Derbyshire’s county, city, borough and district councils have agreed on newly revised Community Trigger guidance which is consistent but flexible to the needs of each area. This county-wide guidance reflects best practice and ensures victims are at the heart of the trigger process.
The local context
Derbyshire County Council works on ASB with the eight district and borough councils, Derby City Council, Derbyshire Constabulary and other partners across the county. The senior community safety officer with responsibility for ASB acts as a central point for policy and process, pulling together information on behalf of all the community safety partnerships and producing guidance that ensures some degree of county-wide consistency.
Tracy Coates, Derbyshire’s Senior Community Safety Officer, said the aim is to create policy and procedures that are flexible enough to be adapted to local areas with different demographics, political leadership and ASB challenges. “My role is to translate the national statutory guidance into usable local guidance. I try to provide a minimum set of standards to enable individual councils to fit them in with their local partnership structures.”
The county-wide Safer Communities Board has various sub-groups including the Derbyshire ASB Sub-Group, chaired by the police ASB lead. New policy and procedures are developed through the use of multi-agency task and finish groups.
New Community Trigger guidance
2019 saw the publication of the national charity ASB Help’s independent report into the use of the Community Trigger (CT), along with the Victims’ Commissioner report ‘Anti-Social Behaviour: Living a Nightmare’. Both contained a number of recommendations, and in response Derbyshire decided to review its county-wide guidance on CT policy and procedure, which had been in place since the legislation was introduced in 2014.
A list of recommendations was taken to the ASB Sub-Group, which developed them into a set of sound and consistent advice that all the partners were happy with. Although some issues around data protection delayed the process, the new guidance was eventually approved by the Safer Communities Board.
The key changes made to Derbyshire’s original policy included:
- removing the ‘five households’ threshold (as recommended by ASB Help)
- including a requirement to invite victims to the review
- clarifying information-sharing and consent arrangements (addressing issues around the GDPR)
- adding templates to support local working
- including advice for the partner agencies to be able to activate the CT (managers at Inspector level or above)
- clarification of the role of the independent chair.
Agreement was also reached on how information should be provided for residents and how data will be published.

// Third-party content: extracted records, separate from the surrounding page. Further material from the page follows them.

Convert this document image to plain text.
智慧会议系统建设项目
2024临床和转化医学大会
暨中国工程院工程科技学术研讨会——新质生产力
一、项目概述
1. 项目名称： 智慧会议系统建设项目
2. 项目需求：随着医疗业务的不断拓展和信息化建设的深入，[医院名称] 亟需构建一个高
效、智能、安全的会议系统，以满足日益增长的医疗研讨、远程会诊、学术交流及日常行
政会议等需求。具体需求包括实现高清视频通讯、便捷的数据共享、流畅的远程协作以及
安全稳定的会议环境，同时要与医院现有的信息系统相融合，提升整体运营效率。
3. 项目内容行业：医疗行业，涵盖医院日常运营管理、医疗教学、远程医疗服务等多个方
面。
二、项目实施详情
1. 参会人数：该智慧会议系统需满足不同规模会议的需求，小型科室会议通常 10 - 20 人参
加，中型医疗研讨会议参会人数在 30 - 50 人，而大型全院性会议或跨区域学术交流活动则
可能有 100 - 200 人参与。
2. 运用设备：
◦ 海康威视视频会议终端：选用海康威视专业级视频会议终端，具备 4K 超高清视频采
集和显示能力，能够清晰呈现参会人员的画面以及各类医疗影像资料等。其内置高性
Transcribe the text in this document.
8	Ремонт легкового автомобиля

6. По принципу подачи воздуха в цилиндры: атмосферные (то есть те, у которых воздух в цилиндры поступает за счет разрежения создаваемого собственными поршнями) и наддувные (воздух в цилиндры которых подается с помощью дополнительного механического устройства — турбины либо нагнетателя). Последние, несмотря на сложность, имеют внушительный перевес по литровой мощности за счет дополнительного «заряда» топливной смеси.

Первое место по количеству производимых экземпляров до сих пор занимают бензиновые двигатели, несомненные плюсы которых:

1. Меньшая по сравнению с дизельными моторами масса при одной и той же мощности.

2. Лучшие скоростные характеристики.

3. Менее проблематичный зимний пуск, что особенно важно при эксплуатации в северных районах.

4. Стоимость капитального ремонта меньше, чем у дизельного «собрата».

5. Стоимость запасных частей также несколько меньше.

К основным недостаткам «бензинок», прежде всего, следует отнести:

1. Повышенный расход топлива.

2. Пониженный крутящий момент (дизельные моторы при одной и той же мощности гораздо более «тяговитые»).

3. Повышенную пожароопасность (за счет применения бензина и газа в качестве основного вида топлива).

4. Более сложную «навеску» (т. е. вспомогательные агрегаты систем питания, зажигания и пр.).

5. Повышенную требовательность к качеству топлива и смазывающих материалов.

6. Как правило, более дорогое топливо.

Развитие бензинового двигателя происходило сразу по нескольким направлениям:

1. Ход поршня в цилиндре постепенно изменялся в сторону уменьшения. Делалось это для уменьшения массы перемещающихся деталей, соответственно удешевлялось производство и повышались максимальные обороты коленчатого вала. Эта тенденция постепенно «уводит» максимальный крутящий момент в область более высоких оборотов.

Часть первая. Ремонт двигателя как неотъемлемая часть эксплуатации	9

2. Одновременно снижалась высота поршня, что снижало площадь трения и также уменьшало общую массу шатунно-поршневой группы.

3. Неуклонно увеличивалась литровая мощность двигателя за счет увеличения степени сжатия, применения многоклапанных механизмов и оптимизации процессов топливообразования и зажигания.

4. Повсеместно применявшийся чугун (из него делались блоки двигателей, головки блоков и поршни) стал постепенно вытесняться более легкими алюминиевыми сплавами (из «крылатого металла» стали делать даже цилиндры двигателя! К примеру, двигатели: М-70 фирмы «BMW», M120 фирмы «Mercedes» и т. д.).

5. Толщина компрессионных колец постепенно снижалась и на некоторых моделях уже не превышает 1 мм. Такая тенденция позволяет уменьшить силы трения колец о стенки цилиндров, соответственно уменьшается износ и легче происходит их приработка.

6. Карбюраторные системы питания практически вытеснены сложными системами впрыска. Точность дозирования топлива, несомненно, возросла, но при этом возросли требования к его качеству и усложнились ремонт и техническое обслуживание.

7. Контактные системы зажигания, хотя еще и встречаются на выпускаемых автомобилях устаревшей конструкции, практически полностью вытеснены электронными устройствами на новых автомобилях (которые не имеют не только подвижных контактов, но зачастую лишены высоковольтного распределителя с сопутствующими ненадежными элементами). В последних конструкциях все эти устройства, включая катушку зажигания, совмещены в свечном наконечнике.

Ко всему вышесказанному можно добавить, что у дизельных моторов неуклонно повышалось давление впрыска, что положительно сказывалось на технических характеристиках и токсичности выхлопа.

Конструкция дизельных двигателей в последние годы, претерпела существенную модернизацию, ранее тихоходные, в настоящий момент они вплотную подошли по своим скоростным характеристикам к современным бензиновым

In accordance with the legislation, annual data had always been published by each council, but Derbyshire County Council will now also collate data on the number of CTs/appeals from all the councils and publish it centrally. Lessons from CT applications are already shared across the county and that will continue. Another idea being considered is an annual report to the local criminal justice board.
Impact and outcomes
This was very recent work at the time of writing, and the decision was made to have a ‘soft launch’ period while ASB officers across Derbyshire were briefed on the new procedures and made preparations to implement them. Some of the districts and boroughs have significant resourcing challenges in terms of ASB officer time, so it took time to get things in place. Each council’s website was updated from April 2021 and a communications campaign was prepared.
Derbyshire’s ASB work has had a strong focus on victims since before the 2014 legislation, and the partners work closely with local support services for victims. The county’s long-standing ‘ASB Victims First’ project provides help to particularly vulnerable victims through sharing of information with partners such as housing, environmental health and adult care. As a natural progression to that work, Derbyshire has now signed up to the ASB Help PLEDGE Standard.
The purpose of the Community Trigger is to find a resolution to an ongoing situation, and by signing up to the PLEDGE Standard areas such as Derbyshire can demonstrate their commitment to victims. Rebecca Brown, Chief Executive Officer of ASB Help, said:
We are more than employees – we are champions of our communities and we embrace inclusivity so that everything we do is impactful. This is the best practice we ask stakeholders to embrace in their management of anti-social behaviour.
“At the heart of protecting victims is the fundamental requirement to give them a voice and be willing to listen to what they have to say. If we do not listen to our victims, we cannot comprehend the harm they are suffering and what a resolution to their case should look like. And this is the beauty of the Community Trigger: it gives practitioners the blueprint to assimilate the victim’s voice into a case resolution. So councils can promote it to their residents and stakeholders by making it accessible. By doing so, they are protecting their victims from suffering in silence any longer.
- Engagement and consultation with all partners in a two-tier area may not be the quickest option, but it is the most effective way to ensure that everyone is on board and to achieve a consistent approach for residents.
- Engaging health and mental health services in the ASB agenda has been a particular challenge.
- Strong relationships between all the partners mean that CTs can often be avoided by working together to deal with a problem before there is a need to activate the trigger.